In der unteren Mesolcina bestehen seit längerem Überlegungen für den Bau eines Normalspurgleises. 1989 wurde sogar das sogenannte Binario industriale für den Güterverkehr zwischen Castione und Grono durch das BAV plangenehmigt. Dieses verlief zwischen Castione und Monticello weitgehend entlang der Autostrasse A13, mit Spitzkehre in Castione. Im oberen Teil wurde das Normalspurgleis weitgehend auf der heutigen Schmalspurstrecke geplant. Das Industriegleis ist immer noch Bestandteil des kantonalen Richtplans des Kantons Graubünden und ist im Hinblick auf den geplanten Polo di Sviluppo San Vittore noch aktuell. 

Im Rahmen der Planung neuer Verkehrsverbindungen hat der Kanton Graubünden bereits im 2012 die Zweckmässigkeit einer neuen Bahnverbindung (inkl. Autoverlad) Bellinzona – Mesolcina – Valchiavenna untersuchen lassen. Die Studie zeigte, dass eine Bahnlinie in der unteren Mesolcina gewisse politische und technische Schwierigkeiten zu überwinden hat, die nicht nur auf die Weiterführung der Linie Richtung Italien zurückzuführen sind (z.B. Angst vor einem internationalen Güterverkehrskorridor). So äusserten die im Rahmen der Studie interviewten Vertreter von TILO betriebliche Bedenken in Zusammenhang mit einer allfälligen Spitzkehre in Castione. Vertreter von SBB Infrastruktur erwähnten Kapazitätsprobleme auf der Gotthard-Strecke. Regionale Vertreter wiesen auf die Schwierigkeiten hin, eine Bahninfrastruktur ins Valle Mesolcina einzufügen (bezüglich Landschaft und Siedlung).
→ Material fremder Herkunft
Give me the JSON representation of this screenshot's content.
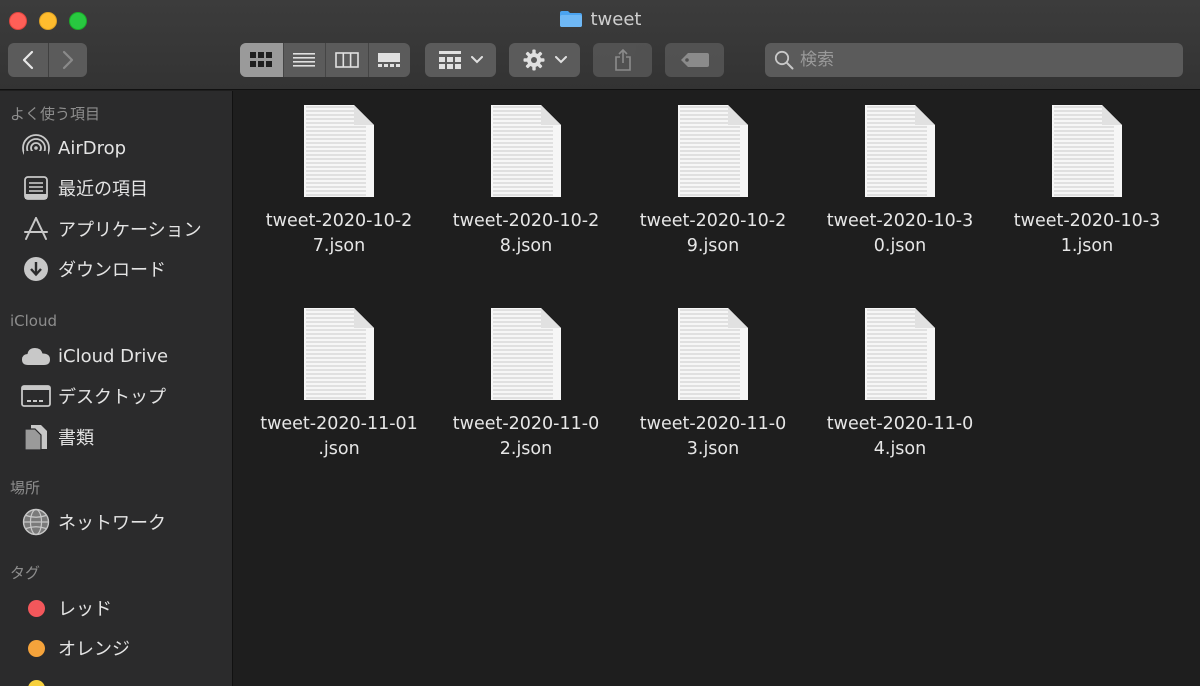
{
  "window": {
    "title": "tweet"
  },
  "toolbar": {
    "search_placeholder": "検索"
  },
  "sidebar": {
    "sections": [
      {
        "title": "よく使う項目",
        "items": [
          {
            "label": "AirDrop",
            "icon": "airdrop-icon"
          },
          {
            "label": "最近の項目",
            "icon": "recents-icon"
          },
          {
            "label": "アプリケーション",
            "icon": "applications-icon"
          },
          {
            "label": "ダウンロード",
            "icon": "downloads-icon"
          }
        ]
      },
      {
        "title": "iCloud",
        "items": [
          {
            "label": "iCloud Drive",
            "icon": "cloud-icon"
          },
          {
            "label": "デスクトップ",
            "icon": "desktop-icon"
          },
          {
            "label": "書類",
            "icon": "documents-icon"
          }
        ]
      },
      {
        "title": "場所",
        "items": [
          {
            "label": "ネットワーク",
            "icon": "network-icon"
          }
        ]
      },
      {
        "title": "タグ",
        "items": [
          {
            "label": "レッド",
            "icon": "tag-red-icon",
            "color": "#f3575b"
          },
          {
            "label": "オレンジ",
            "icon": "tag-orange-icon",
            "color": "#f5a33b"
          }
        ]
      }
    ]
  },
  "files": [
    {
      "line1": "tweet-2020-10-2",
      "line2": "7.json"
    },
    {
      "line1": "tweet-2020-10-2",
      "line2": "8.json"
    },
    {
      "line1": "tweet-2020-10-2",
      "line2": "9.json"
    },
    {
      "line1": "tweet-2020-10-3",
      "line2": "0.json"
    },
    {
      "line1": "tweet-2020-10-3",
      "line2": "1.json"
    },
    {
      "line1": "tweet-2020-11-01",
      "line2": ".json"
    },
    {
      "line1": "tweet-2020-11-0",
      "line2": "2.json"
    },
    {
      "line1": "tweet-2020-11-0",
      "line2": "3.json"
    },
    {
      "line1": "tweet-2020-11-0",
      "line2": "4.json"
    }
  ],
  "colors": {
    "accent_folder": "#4aa3f0",
    "close": "#fe5f57",
    "minimize": "#febc2e",
    "maximize": "#28c840"
  }
}
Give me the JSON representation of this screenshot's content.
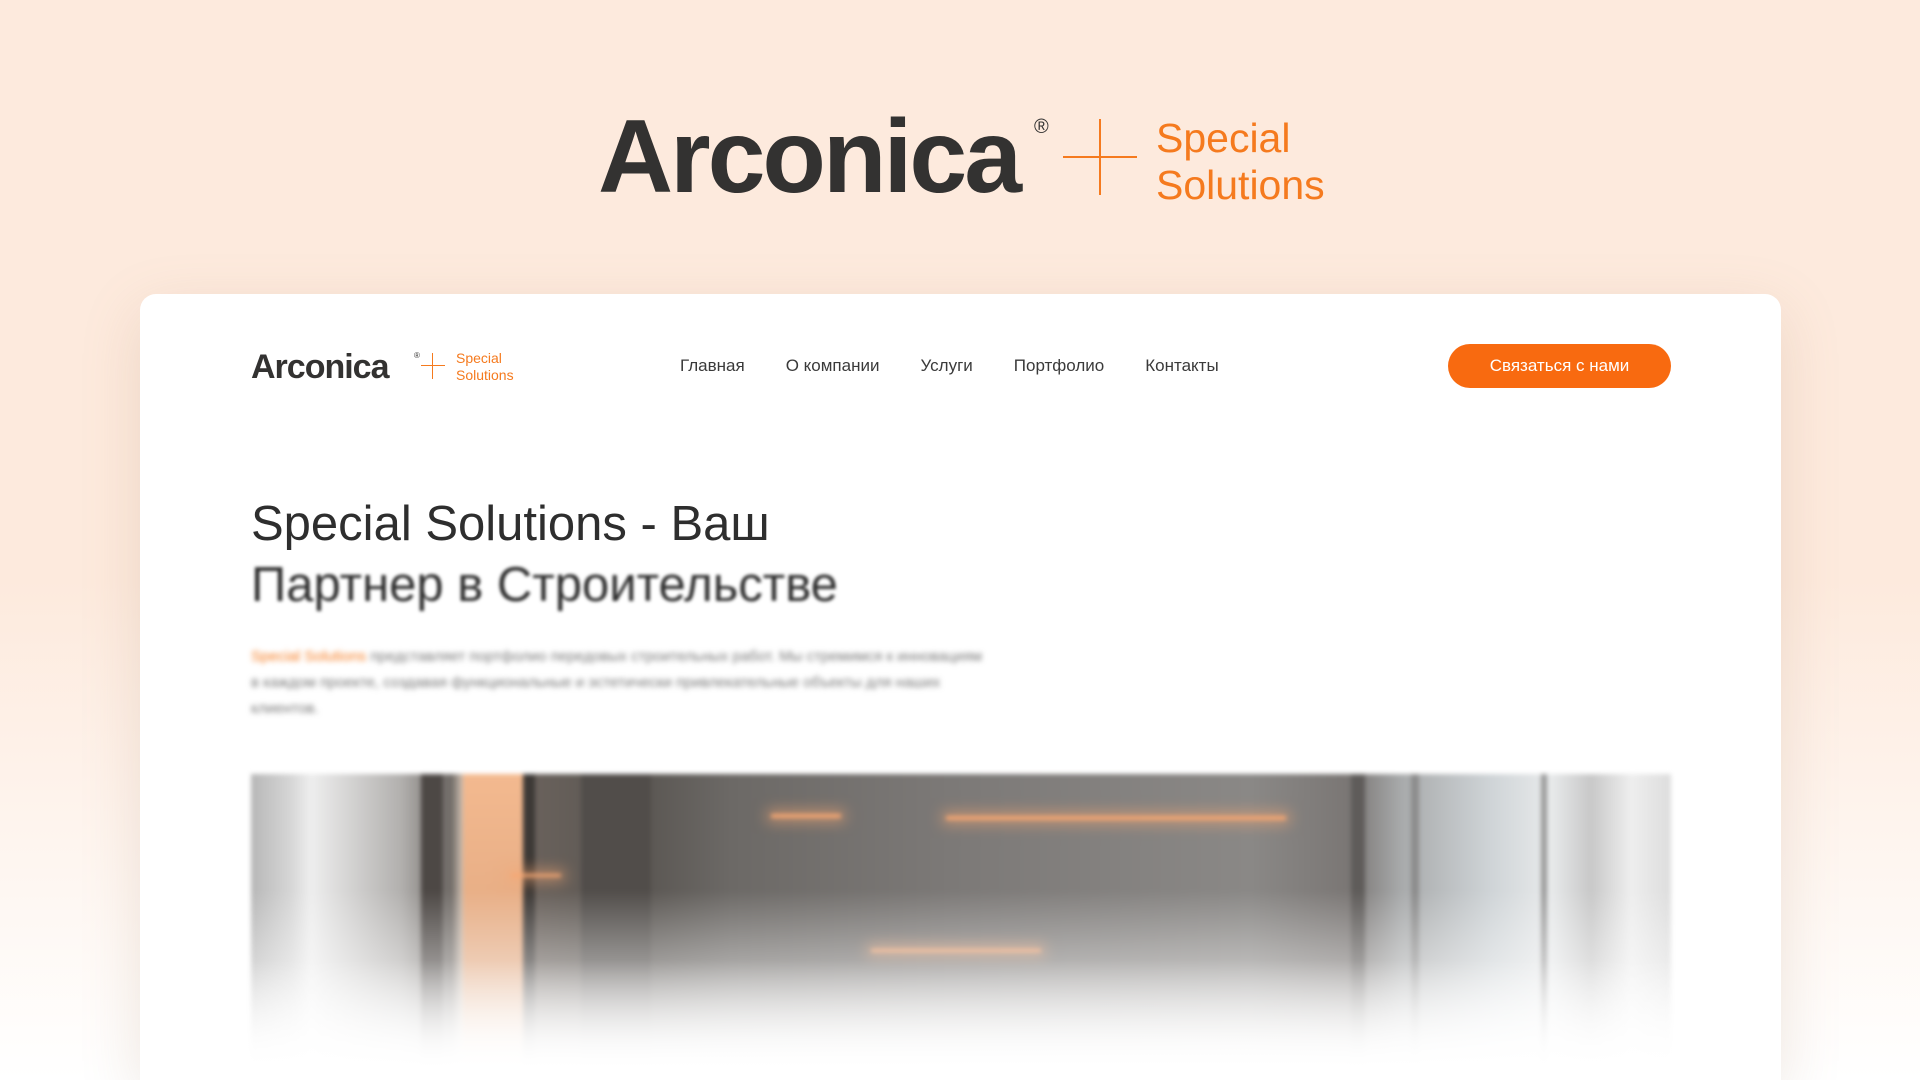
{
  "brand": {
    "name": "Arconica",
    "registered": "®",
    "tagline_line1": "Special",
    "tagline_line2": "Solutions"
  },
  "header": {
    "logo": {
      "name": "Arconica",
      "registered": "®",
      "tagline_line1": "Special",
      "tagline_line2": "Solutions"
    },
    "nav": [
      {
        "label": "Главная"
      },
      {
        "label": "О компании"
      },
      {
        "label": "Услуги"
      },
      {
        "label": "Портфолио"
      },
      {
        "label": "Контакты"
      }
    ],
    "cta_label": "Связаться с нами"
  },
  "hero": {
    "title_line1": "Special Solutions - Ваш",
    "title_line2": "Партнер в Строительстве",
    "description_accent": "Special Solutions",
    "description_rest": " представляет портфолио передовых строительных работ. Мы стремимся к инновациям в каждом проекте, создавая функциональные и эстетически привлекательные объекты для наших клиентов."
  },
  "colors": {
    "accent": "#f57a1e",
    "cta_background": "#f86a10",
    "page_background": "#fdeadd",
    "text_dark": "#333231"
  }
}
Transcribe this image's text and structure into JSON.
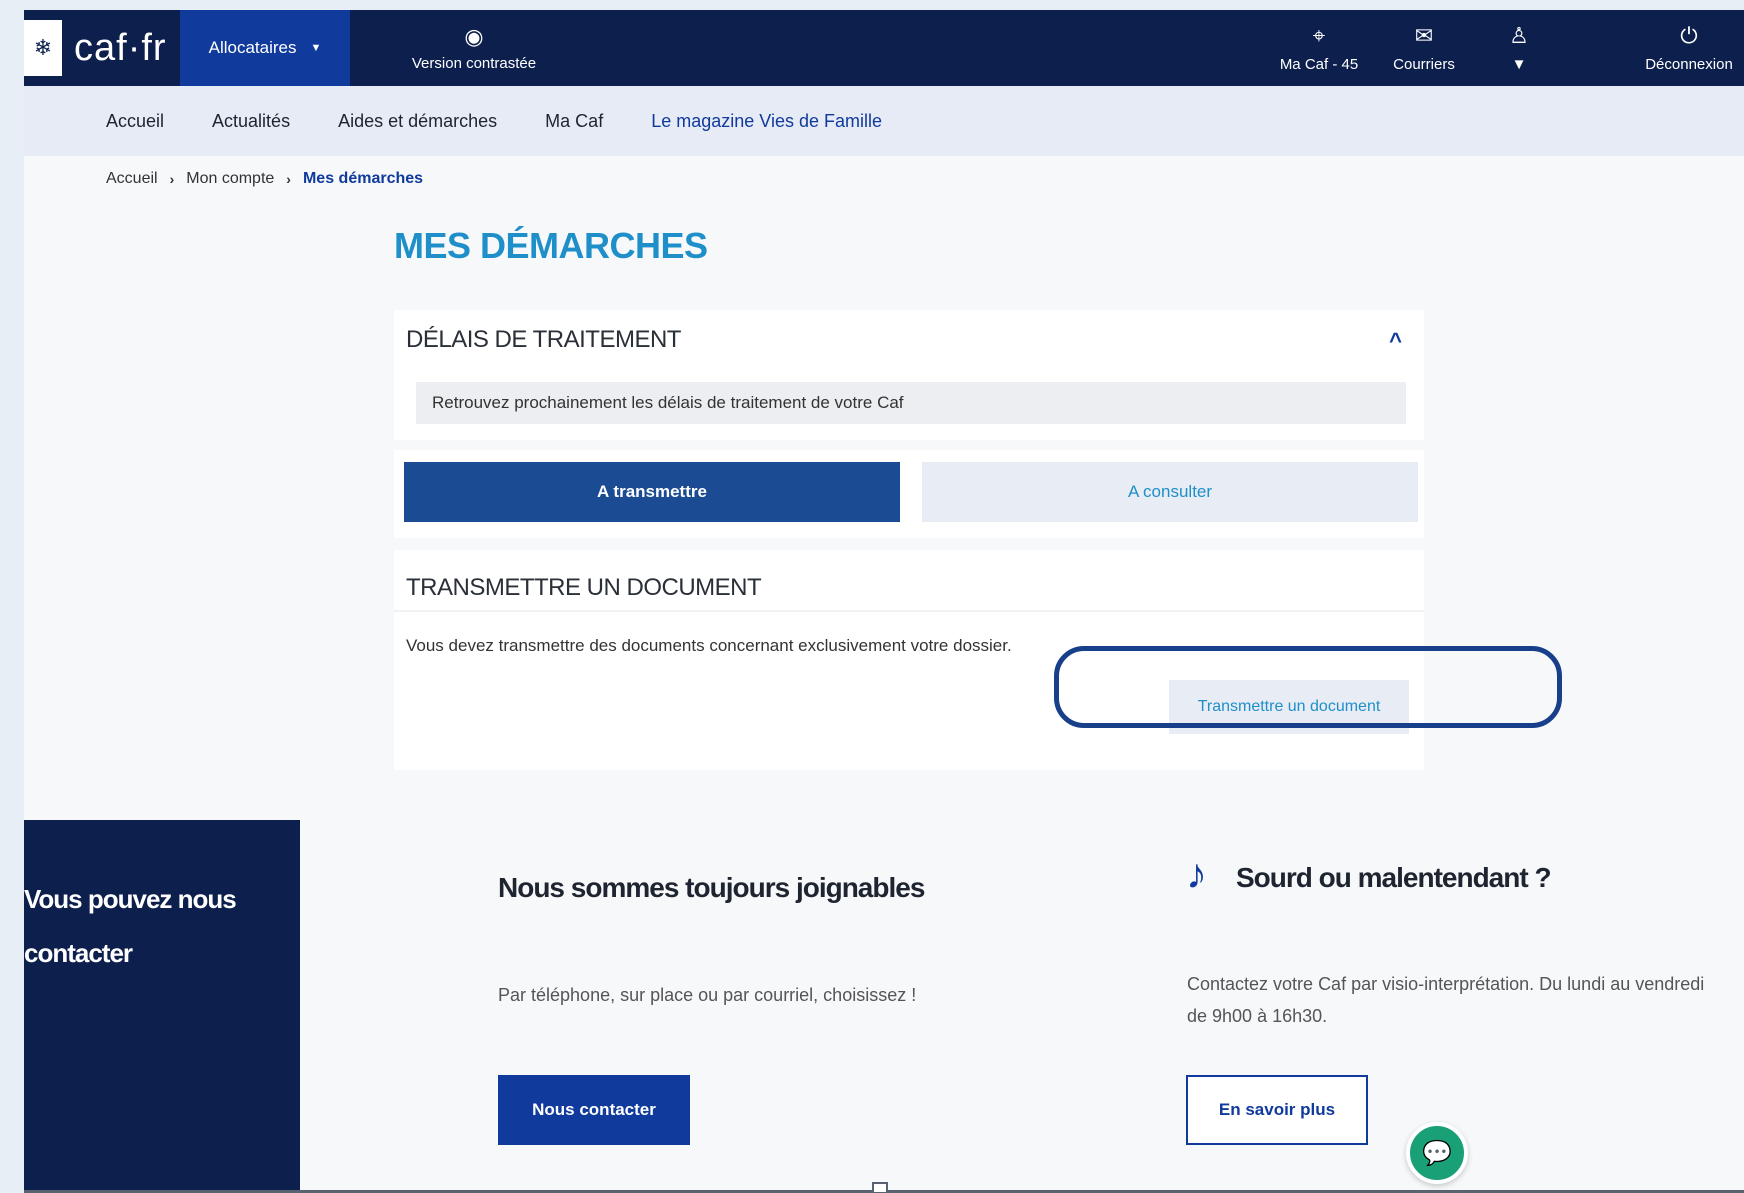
{
  "header": {
    "logo_text": "caf·fr",
    "logo_icon": "snowflake-icon",
    "allocataires_label": "Allocataires",
    "contrast_label": "Version contrastée",
    "contrast_icon": "eye-icon",
    "my_caf_label": "Ma Caf - 45",
    "my_caf_icon": "location-pin-icon",
    "mail_label": "Courriers",
    "mail_icon": "envelope-icon",
    "account_icon": "user-icon",
    "logout_label": "Déconnexion",
    "logout_icon": "power-icon"
  },
  "nav": {
    "items": [
      "Accueil",
      "Actualités",
      "Aides et démarches",
      "Ma Caf",
      "Le magazine Vies de Famille"
    ]
  },
  "breadcrumb": {
    "items": [
      "Accueil",
      "Mon compte",
      "Mes démarches"
    ]
  },
  "page": {
    "title": "MES DÉMARCHES"
  },
  "delais": {
    "title": "DÉLAIS DE TRAITEMENT",
    "info": "Retrouvez prochainement les délais de traitement de votre Caf"
  },
  "tabs": {
    "active": "A transmettre",
    "other": "A consulter"
  },
  "transmit": {
    "title": "TRANSMETTRE UN DOCUMENT",
    "text": "Vous devez transmettre des documents concernant exclusivement votre dossier.",
    "button": "Transmettre un document"
  },
  "contact": {
    "panel_title_line1": "Vous pouvez nous",
    "panel_title_line2": "contacter",
    "joignables_title": "Nous sommes toujours joignables",
    "joignables_text": "Par téléphone, sur place ou par courriel, choisissez !",
    "contact_button": "Nous contacter",
    "sourd_title": "Sourd ou malentendant ?",
    "sourd_text": "Contactez votre Caf par visio-interprétation. Du lundi au vendredi de 9h00 à 16h30.",
    "sourd_button": "En savoir plus",
    "sourd_icon": "ear-icon",
    "chat_icon": "chat-bubbles-icon"
  },
  "colors": {
    "navy": "#0d1f4d",
    "brand_blue": "#103a9c",
    "title_blue": "#1f8fc9",
    "chat_green": "#1aa077"
  }
}
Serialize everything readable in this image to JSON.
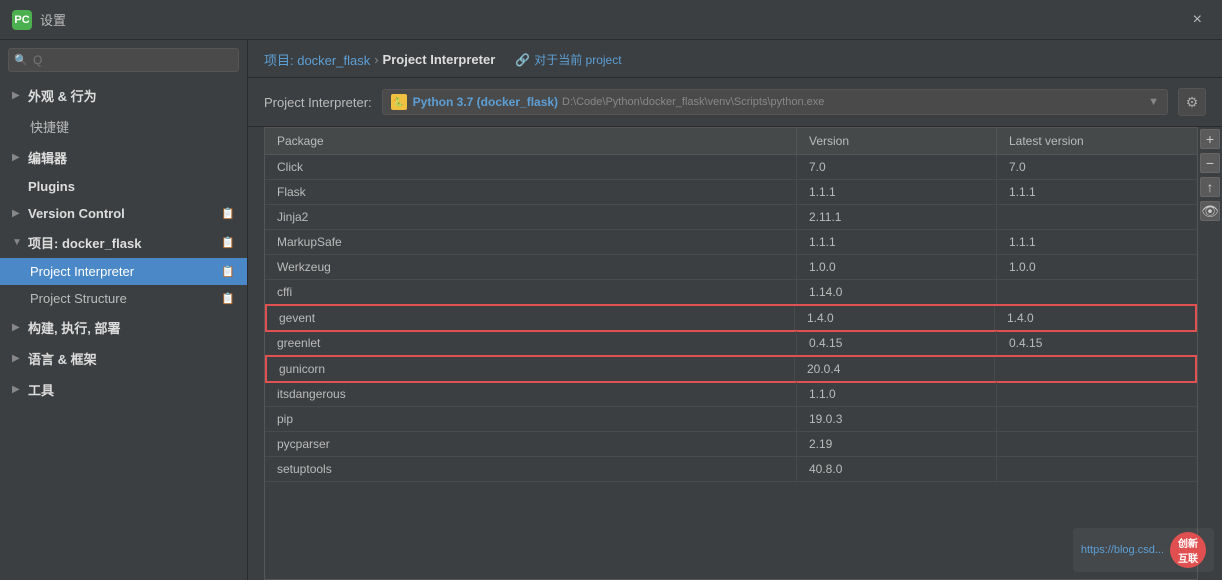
{
  "titleBar": {
    "icon": "PC",
    "title": "设置",
    "closeLabel": "×"
  },
  "breadcrumb": {
    "projectLink": "项目: docker_flask",
    "separator": "›",
    "current": "Project Interpreter",
    "tagIcon": "🔗",
    "tagText": "对于当前 project"
  },
  "interpreterRow": {
    "label": "Project Interpreter:",
    "selectIcon": "🐍",
    "selectName": "Python 3.7 (docker_flask)",
    "selectPath": "D:\\Code\\Python\\docker_flask\\venv\\Scripts\\python.exe",
    "gearIcon": "⚙"
  },
  "table": {
    "headers": [
      "Package",
      "Version",
      "Latest version"
    ],
    "rows": [
      {
        "package": "Click",
        "version": "7.0",
        "latest": "7.0",
        "highlighted": false
      },
      {
        "package": "Flask",
        "version": "1.1.1",
        "latest": "1.1.1",
        "highlighted": false
      },
      {
        "package": "Jinja2",
        "version": "2.11.1",
        "latest": "",
        "highlighted": false
      },
      {
        "package": "MarkupSafe",
        "version": "1.1.1",
        "latest": "1.1.1",
        "highlighted": false
      },
      {
        "package": "Werkzeug",
        "version": "1.0.0",
        "latest": "1.0.0",
        "highlighted": false
      },
      {
        "package": "cffi",
        "version": "1.14.0",
        "latest": "",
        "highlighted": false
      },
      {
        "package": "gevent",
        "version": "1.4.0",
        "latest": "1.4.0",
        "highlighted": true
      },
      {
        "package": "greenlet",
        "version": "0.4.15",
        "latest": "0.4.15",
        "highlighted": false
      },
      {
        "package": "gunicorn",
        "version": "20.0.4",
        "latest": "",
        "highlighted": true
      },
      {
        "package": "itsdangerous",
        "version": "1.1.0",
        "latest": "",
        "highlighted": false
      },
      {
        "package": "pip",
        "version": "19.0.3",
        "latest": "",
        "highlighted": false
      },
      {
        "package": "pycparser",
        "version": "2.19",
        "latest": "",
        "highlighted": false
      },
      {
        "package": "setuptools",
        "version": "40.8.0",
        "latest": "",
        "highlighted": false
      }
    ]
  },
  "tableActions": [
    "+",
    "−",
    "↑",
    "👁"
  ],
  "sidebar": {
    "searchPlaceholder": "Q",
    "items": [
      {
        "id": "appearance",
        "label": "外观 & 行为",
        "indent": 0,
        "expandable": true,
        "expanded": false,
        "icon_right": ""
      },
      {
        "id": "shortcuts",
        "label": "快捷键",
        "indent": 1,
        "expandable": false,
        "icon_right": ""
      },
      {
        "id": "editor",
        "label": "编辑器",
        "indent": 0,
        "expandable": true,
        "expanded": false,
        "icon_right": ""
      },
      {
        "id": "plugins",
        "label": "Plugins",
        "indent": 0,
        "expandable": false,
        "icon_right": ""
      },
      {
        "id": "vcs",
        "label": "Version Control",
        "indent": 0,
        "expandable": true,
        "expanded": false,
        "icon_right": "📋"
      },
      {
        "id": "project",
        "label": "项目: docker_flask",
        "indent": 0,
        "expandable": true,
        "expanded": true,
        "icon_right": "📋"
      },
      {
        "id": "project-interpreter",
        "label": "Project Interpreter",
        "indent": 1,
        "expandable": false,
        "active": true,
        "icon_right": "📋"
      },
      {
        "id": "project-structure",
        "label": "Project Structure",
        "indent": 1,
        "expandable": false,
        "icon_right": "📋"
      },
      {
        "id": "build",
        "label": "构建, 执行, 部署",
        "indent": 0,
        "expandable": true,
        "expanded": false,
        "icon_right": ""
      },
      {
        "id": "language",
        "label": "语言 & 框架",
        "indent": 0,
        "expandable": true,
        "expanded": false,
        "icon_right": ""
      },
      {
        "id": "tools",
        "label": "工具",
        "indent": 0,
        "expandable": true,
        "expanded": false,
        "icon_right": ""
      }
    ]
  },
  "watermark": {
    "url": "https://blog.csd...",
    "logoText": "创新互联"
  }
}
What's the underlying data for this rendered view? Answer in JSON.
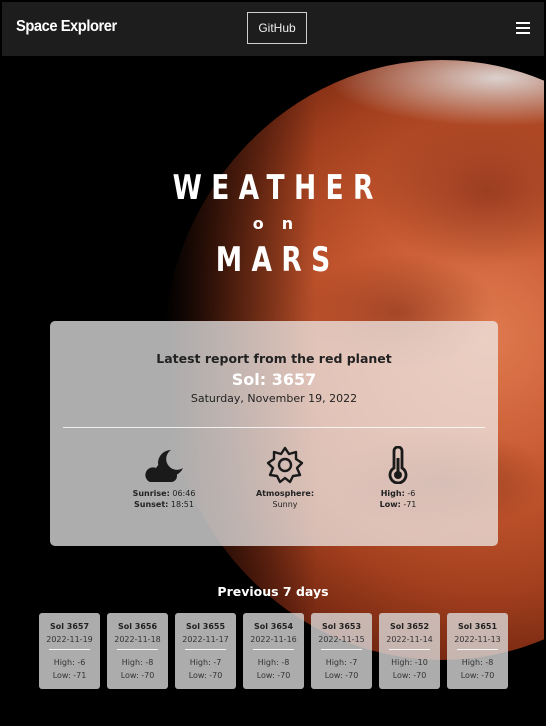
{
  "navbar": {
    "brand": "Space Explorer",
    "github_label": "GitHub",
    "menu_icon": "hamburger-menu-icon"
  },
  "hero": {
    "line1": "WEATHER",
    "line2": "on",
    "line3": "MARS"
  },
  "latest": {
    "heading": "Latest report from the red planet",
    "sol": "Sol: 3657",
    "date": "Saturday, November 19, 2022",
    "sun": {
      "icon": "moon-cloud-icon",
      "sunrise_label": "Sunrise:",
      "sunrise_value": "06:46",
      "sunset_label": "Sunset:",
      "sunset_value": "18:51"
    },
    "atmosphere": {
      "icon": "sun-icon",
      "label": "Atmosphere:",
      "value": "Sunny"
    },
    "temperature": {
      "icon": "thermometer-icon",
      "high_label": "High:",
      "high_value": "-6",
      "low_label": "Low:",
      "low_value": "-71"
    }
  },
  "previous": {
    "title": "Previous 7 days",
    "days": [
      {
        "sol": "Sol 3657",
        "date": "2022-11-19",
        "high": "High: -6",
        "low": "Low: -71"
      },
      {
        "sol": "Sol 3656",
        "date": "2022-11-18",
        "high": "High: -8",
        "low": "Low: -70"
      },
      {
        "sol": "Sol 3655",
        "date": "2022-11-17",
        "high": "High: -7",
        "low": "Low: -70"
      },
      {
        "sol": "Sol 3654",
        "date": "2022-11-16",
        "high": "High: -8",
        "low": "Low: -70"
      },
      {
        "sol": "Sol 3653",
        "date": "2022-11-15",
        "high": "High: -7",
        "low": "Low: -70"
      },
      {
        "sol": "Sol 3652",
        "date": "2022-11-14",
        "high": "High: -10",
        "low": "Low: -70"
      },
      {
        "sol": "Sol 3651",
        "date": "2022-11-13",
        "high": "High: -8",
        "low": "Low: -70"
      }
    ]
  }
}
2. Vorgehen und Aufbau des Berichts

Im Rahmen einer Zweckmässigkeitsstudie wurde die Erschliessung der unteren Mesolcina mit TILO näher untersucht. Um die Fragen des Kantons Graubünden beantworten zu können, wurde das Vorgehen in 5 Arbeitsschritten unterteilt: 

  • Analyse der Ausgangslage, der voraussehbaren Entwicklungen und Ermittlung des Handlungsbedarfs.
  • Festlegung Linienführung und mögliche Endpunkte, Berechnung von Fahrzeiten.
  • Entwicklung und Analyse von Angebotsvarianten, Prüfung Fahrbarkeit und Festlegung einer zu vertiefender Variante.
  • Abschätzung / Berechnung der Nachfrage.
  • Bewertung der vertieften Variante (mit NIBA).

Als Bearbeitungsperimeter wurde bezüglich der Linien des öffentlichen Verkehrs das Gebiet Biasca – Bellinzona – Mesolcina betrachtet. Bezüglich der Strukturdaten waren neben der Mesolcina die Gemeinden im Perimeter des Agglomerationsprogramms Bellinzona zu berücksichtigen. Als Zeithorizont wurde das Jahr 2030 festgelegt, wobei für den Bahnbetrieb auf der Gotthardachse soweit möglich auch ein Ausblick in die fernere Zukunft geworfen wurde, um die Aufwärtskompatibilität sicher zu stellen.